つまり医局の上層部の人間は、医局の問題点を解決するということに関しては全く興味がなく、むしろどのように安定的な組織運営を行なっていくか、ということに注力していたのです。

つまりは内部告発からどのように問題を解決するかと言うことよりも、内部告発したものを、どのように排除するかということに重点が置かれているようでした。

その不満を述べたA先生は、翌年からの非常に不遇な病院での勤務を命じられていました。その人事でA先生は、いろいろと思い悩むことがあったのでしょうか、結局医局をやめていくことになりました。

医局とは対立しない方が得策

もしあなたが、今働いている大学病院の医局にとてつもない不満を抱いていたとしても、それを直接言わない方が無難でしょう。

こう言ってしまうと、日本人の悪い習慣としてよく指摘される、「自己主張しないで穏便に済ます」とか、「波風を立てないように流される」という風に捉えられてしまうかもしれません。

ただし、医局の中のポジションとしては、実際はそちらの方が自らの利益になる場合があるのではないかと思います。

大学病院の医局と言う硬直化した組織は、いまさら医局員1人の意見で変わるもんではありません。

日本全国の大学病院の医局員が、恐ろしいほどの低い給料に不満を吐き続けているにもかかわらず、21世紀に入ってもはや20年近く経とうとする今現在も、大学病院の医師の時給は、コンビニバイトと同じようなのが現状です。

先生、まだ医局辞めてないんですか?

医局を辞める際にも、穏便に辞めることが大切

医局を辞めた場合にも、医者として働き続けると場合があるかもしれません。

もし同じ専門分野で働き続けるのであれば、学会や勉強会などで、必ずや顔を合わせことでしょう。日本のどこにいても、知り合いの先生とは、何かしらのコンタクトがあるはずです。
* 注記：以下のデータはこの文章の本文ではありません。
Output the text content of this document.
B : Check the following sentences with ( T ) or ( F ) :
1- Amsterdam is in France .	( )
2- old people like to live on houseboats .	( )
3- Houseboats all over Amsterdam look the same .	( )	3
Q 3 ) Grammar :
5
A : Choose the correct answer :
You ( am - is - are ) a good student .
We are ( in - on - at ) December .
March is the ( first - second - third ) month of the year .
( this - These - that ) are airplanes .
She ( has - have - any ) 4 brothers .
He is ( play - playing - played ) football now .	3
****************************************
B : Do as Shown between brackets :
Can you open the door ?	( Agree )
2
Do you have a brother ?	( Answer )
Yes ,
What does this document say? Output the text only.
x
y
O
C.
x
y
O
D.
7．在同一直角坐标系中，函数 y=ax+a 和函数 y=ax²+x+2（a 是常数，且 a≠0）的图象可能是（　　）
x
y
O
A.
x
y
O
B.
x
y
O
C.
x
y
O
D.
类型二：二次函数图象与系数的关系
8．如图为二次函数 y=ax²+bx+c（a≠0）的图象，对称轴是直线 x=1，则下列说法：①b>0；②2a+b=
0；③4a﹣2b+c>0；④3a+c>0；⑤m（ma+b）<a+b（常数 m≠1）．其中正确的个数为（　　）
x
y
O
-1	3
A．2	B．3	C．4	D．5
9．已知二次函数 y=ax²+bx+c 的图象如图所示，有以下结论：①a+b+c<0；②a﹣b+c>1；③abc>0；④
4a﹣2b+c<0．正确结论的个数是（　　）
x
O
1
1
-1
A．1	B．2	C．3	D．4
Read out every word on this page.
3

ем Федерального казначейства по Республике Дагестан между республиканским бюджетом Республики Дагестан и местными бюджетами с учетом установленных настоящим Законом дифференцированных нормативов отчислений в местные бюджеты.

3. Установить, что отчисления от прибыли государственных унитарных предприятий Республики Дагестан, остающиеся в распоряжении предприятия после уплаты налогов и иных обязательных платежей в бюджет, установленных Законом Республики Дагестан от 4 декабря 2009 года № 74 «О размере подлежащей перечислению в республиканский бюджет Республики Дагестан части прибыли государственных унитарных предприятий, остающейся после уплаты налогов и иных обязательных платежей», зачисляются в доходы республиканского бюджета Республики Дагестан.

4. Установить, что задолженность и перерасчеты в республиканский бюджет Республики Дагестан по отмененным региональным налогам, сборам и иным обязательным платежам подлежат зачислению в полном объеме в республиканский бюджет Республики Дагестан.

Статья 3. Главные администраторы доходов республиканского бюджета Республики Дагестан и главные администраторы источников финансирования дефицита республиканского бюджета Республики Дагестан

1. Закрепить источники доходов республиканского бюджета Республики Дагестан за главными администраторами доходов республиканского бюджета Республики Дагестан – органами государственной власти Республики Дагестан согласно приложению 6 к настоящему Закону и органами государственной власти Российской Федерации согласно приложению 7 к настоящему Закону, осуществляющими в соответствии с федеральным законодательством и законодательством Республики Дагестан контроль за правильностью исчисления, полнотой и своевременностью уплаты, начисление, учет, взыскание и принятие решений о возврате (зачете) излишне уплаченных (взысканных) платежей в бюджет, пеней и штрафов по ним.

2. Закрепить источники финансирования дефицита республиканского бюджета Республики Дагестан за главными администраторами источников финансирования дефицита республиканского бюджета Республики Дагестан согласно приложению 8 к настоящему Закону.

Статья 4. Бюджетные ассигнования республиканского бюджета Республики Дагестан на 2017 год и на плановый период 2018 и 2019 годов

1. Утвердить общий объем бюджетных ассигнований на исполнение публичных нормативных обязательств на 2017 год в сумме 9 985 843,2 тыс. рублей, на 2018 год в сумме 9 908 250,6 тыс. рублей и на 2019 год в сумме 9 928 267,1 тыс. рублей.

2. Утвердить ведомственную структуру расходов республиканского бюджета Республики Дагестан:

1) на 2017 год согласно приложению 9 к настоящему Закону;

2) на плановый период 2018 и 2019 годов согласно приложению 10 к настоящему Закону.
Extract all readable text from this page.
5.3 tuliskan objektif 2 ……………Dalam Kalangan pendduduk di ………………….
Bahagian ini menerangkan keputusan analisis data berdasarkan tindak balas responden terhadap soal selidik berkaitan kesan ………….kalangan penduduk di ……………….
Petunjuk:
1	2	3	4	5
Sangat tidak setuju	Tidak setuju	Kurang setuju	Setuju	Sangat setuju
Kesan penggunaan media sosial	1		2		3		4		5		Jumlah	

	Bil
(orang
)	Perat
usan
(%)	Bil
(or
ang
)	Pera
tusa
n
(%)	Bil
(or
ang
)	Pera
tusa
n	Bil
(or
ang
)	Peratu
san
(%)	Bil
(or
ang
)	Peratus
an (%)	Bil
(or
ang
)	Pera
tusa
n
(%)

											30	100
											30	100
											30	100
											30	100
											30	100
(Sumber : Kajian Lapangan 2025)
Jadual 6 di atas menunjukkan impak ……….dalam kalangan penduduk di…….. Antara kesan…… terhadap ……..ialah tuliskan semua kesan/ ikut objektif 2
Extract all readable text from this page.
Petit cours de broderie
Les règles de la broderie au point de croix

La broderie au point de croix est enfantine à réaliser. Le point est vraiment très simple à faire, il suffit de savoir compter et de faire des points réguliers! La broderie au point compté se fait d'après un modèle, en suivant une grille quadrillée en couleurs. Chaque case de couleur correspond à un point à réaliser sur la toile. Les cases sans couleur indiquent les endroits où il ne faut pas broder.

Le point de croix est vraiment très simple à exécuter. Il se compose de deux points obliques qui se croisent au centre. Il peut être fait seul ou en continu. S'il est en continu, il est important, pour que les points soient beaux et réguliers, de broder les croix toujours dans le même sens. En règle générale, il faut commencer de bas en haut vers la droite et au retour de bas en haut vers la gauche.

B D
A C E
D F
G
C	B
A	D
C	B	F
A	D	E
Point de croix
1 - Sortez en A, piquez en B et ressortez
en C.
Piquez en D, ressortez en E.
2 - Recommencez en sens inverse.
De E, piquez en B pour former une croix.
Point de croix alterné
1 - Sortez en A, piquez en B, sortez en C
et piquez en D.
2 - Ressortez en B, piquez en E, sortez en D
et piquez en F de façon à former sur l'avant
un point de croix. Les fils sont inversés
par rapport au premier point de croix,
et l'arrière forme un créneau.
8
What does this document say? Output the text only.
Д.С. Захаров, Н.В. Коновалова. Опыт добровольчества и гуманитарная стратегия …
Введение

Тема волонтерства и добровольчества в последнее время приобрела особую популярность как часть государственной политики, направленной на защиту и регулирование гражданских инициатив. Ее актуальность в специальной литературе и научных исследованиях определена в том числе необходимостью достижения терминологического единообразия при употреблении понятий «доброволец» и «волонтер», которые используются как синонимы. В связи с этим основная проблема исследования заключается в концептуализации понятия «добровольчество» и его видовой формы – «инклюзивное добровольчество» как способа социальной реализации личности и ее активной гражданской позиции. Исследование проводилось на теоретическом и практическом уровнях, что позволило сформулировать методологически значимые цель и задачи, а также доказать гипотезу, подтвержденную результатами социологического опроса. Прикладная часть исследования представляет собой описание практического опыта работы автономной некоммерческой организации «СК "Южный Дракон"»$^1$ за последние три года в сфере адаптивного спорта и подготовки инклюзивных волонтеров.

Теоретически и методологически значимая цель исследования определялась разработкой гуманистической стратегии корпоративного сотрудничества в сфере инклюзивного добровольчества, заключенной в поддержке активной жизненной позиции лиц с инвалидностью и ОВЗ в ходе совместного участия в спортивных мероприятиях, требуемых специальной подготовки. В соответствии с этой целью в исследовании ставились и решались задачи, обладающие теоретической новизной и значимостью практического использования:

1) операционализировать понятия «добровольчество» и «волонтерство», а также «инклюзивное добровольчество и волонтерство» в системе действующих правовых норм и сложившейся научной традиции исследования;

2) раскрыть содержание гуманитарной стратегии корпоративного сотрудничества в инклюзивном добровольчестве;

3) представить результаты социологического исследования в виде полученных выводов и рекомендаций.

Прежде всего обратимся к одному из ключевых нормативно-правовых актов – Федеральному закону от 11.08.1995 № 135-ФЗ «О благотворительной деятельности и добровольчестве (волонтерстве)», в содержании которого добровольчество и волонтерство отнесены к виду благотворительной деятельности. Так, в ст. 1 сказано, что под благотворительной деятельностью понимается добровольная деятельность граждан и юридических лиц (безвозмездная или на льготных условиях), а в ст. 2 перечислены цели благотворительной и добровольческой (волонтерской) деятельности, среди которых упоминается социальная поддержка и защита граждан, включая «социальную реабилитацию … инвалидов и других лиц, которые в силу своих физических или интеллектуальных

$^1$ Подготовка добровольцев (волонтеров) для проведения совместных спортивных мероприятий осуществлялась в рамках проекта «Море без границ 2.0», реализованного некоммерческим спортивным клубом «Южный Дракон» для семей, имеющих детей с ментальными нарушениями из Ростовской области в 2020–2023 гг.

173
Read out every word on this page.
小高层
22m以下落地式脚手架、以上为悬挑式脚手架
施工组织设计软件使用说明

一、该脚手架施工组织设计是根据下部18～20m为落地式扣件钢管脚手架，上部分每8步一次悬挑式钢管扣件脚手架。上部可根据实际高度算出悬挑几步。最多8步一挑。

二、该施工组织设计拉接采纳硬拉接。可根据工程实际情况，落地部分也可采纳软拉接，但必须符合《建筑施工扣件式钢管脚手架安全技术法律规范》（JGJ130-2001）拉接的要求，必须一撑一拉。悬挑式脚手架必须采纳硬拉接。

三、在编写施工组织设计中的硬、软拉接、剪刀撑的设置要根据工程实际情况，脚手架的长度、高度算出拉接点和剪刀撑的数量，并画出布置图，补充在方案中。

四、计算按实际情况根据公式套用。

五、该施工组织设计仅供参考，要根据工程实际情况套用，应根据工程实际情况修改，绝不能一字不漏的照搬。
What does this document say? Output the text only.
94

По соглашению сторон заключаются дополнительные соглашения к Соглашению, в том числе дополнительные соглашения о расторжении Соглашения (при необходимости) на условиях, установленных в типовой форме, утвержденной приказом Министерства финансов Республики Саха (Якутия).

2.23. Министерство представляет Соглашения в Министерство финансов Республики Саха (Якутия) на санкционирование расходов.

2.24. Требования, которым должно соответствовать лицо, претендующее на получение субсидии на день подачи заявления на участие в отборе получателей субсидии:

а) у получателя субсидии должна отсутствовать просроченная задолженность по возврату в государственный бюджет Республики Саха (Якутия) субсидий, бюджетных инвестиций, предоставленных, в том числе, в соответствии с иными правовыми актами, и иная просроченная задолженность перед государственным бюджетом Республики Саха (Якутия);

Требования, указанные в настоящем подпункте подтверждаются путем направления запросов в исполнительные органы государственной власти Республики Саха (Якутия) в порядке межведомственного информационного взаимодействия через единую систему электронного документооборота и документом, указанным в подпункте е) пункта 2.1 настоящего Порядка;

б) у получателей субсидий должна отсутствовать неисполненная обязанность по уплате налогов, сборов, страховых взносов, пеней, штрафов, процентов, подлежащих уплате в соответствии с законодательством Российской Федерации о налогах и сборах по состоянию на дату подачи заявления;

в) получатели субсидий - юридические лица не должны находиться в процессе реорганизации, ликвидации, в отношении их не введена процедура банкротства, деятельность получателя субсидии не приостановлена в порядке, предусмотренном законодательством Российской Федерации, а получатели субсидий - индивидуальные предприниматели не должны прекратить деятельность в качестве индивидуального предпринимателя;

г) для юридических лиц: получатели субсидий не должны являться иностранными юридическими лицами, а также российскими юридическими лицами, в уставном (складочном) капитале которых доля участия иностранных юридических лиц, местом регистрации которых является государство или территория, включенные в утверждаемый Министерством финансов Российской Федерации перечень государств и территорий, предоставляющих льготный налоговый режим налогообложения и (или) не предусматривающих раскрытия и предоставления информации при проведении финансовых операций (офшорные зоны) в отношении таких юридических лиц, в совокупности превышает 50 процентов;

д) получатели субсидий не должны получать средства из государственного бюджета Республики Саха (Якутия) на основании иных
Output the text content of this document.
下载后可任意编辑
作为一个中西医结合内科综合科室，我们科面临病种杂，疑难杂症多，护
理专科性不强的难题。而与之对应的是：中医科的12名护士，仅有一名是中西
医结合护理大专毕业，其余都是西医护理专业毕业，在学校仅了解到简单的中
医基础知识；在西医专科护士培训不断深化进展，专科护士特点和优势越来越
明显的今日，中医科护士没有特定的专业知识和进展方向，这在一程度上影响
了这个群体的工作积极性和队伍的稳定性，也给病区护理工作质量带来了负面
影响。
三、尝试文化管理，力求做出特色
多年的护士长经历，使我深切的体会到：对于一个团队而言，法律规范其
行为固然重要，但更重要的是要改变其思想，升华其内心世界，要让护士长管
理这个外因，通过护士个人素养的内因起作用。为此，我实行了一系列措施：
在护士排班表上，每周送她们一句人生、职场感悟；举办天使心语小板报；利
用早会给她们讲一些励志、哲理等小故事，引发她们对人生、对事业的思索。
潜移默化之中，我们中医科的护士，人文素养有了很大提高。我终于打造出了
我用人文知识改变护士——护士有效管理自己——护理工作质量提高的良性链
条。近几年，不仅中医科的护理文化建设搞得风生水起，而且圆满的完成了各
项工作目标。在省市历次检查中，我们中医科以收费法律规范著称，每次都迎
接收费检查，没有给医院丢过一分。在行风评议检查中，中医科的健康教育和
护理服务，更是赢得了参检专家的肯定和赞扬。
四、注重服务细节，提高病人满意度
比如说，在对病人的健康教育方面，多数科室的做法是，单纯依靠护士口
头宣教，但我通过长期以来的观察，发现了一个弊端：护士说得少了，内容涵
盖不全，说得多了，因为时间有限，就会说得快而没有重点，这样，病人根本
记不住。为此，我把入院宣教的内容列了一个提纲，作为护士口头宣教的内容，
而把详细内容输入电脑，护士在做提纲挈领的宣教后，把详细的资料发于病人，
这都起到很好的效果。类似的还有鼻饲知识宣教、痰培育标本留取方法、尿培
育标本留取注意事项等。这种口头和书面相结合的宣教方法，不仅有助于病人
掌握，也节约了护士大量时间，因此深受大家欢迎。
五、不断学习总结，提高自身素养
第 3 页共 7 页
ですから、医者を辞めて海外に高飛びするとか言うことでなければ、あまり医局の悪口を言わないで、医局と喧嘩別れしないほうが得策だと思います。

そちらの方が、後々のためになるでしょうね。

心の内側には煮えたぎる不満があったとしても、表面上はニコニコしていれば良いのではないかと思います。それこそが医局と付き合っていく秘訣ではないでしょうか。